Beginnings, Inbetweens & History

Begin at the beginning," the King said, very gravely, "and go on till you come to the end: then stop.
Many moons ago, I took up knitting. I didn’t put it down until I reached my teens. My teenage years were a great time of growth and creative freedom. A place, where I discovered Dave Fanning’s music radio show, boys, teenage disco’s, the challenge of trying to get into over-age disco’s and getting drunk on a single bottle of Ritz. Knitting took a back seat as I started to explore, reach out and set down new boundaries. Ah….the wasted years! Understandably, growth and renewal does create a lot of waste. Fortunately, I returned, with my tail between my legs, head hanging with needles in hand. 

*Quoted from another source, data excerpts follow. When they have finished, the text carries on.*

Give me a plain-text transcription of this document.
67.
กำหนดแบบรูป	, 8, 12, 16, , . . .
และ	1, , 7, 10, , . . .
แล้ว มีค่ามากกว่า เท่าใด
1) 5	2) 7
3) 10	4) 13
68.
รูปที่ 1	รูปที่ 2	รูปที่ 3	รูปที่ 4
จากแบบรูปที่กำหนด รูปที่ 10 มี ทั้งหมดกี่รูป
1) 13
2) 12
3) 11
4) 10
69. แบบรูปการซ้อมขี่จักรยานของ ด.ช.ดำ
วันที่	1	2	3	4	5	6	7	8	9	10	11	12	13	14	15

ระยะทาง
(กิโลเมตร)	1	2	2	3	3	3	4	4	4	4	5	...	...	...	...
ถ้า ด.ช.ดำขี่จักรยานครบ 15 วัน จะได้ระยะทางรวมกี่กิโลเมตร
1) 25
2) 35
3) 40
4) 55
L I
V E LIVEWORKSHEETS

Thankfully, knitting had moved on since I wiled away an evening dreaming of Eddie Vedder, while facing a spotty, skinny bloke named Jim. Knitting had become useful! Memories of the 80’s were of oversized, asymmetrical, hairy mohair jumpers which should have come with a health warning, as you gasped your last breath just trying the damn thing on. Worse still: the awful “Auntie’s” Aran sweater. I have huge grĂ¡ for Aran sweaters, Aran Stitches and hell, the Islands are pretty good too. My aunt, is a talented knitter. However, she was prone to stark tradition when making Aran sweaters, using the greased, ‘wire wool’ effect yarn. The condemned attire touched the nerve endings of every unfortunate Irish child who had a relative who knitted, which covers every Irish child growing up pre-mid-1990’s. The sweaters were scratchy, tight around the neck and it was difficult to move within one.
Getting back to point, knitting has moved on for the best. Not only have yarns maintained their practicality, even seasonality, they are also beautiful.

What to do with all of this beauty that nature (and hand dyers) have endowed us with…. In the words of Vogue Knitting: Take Risks…Love Knitting!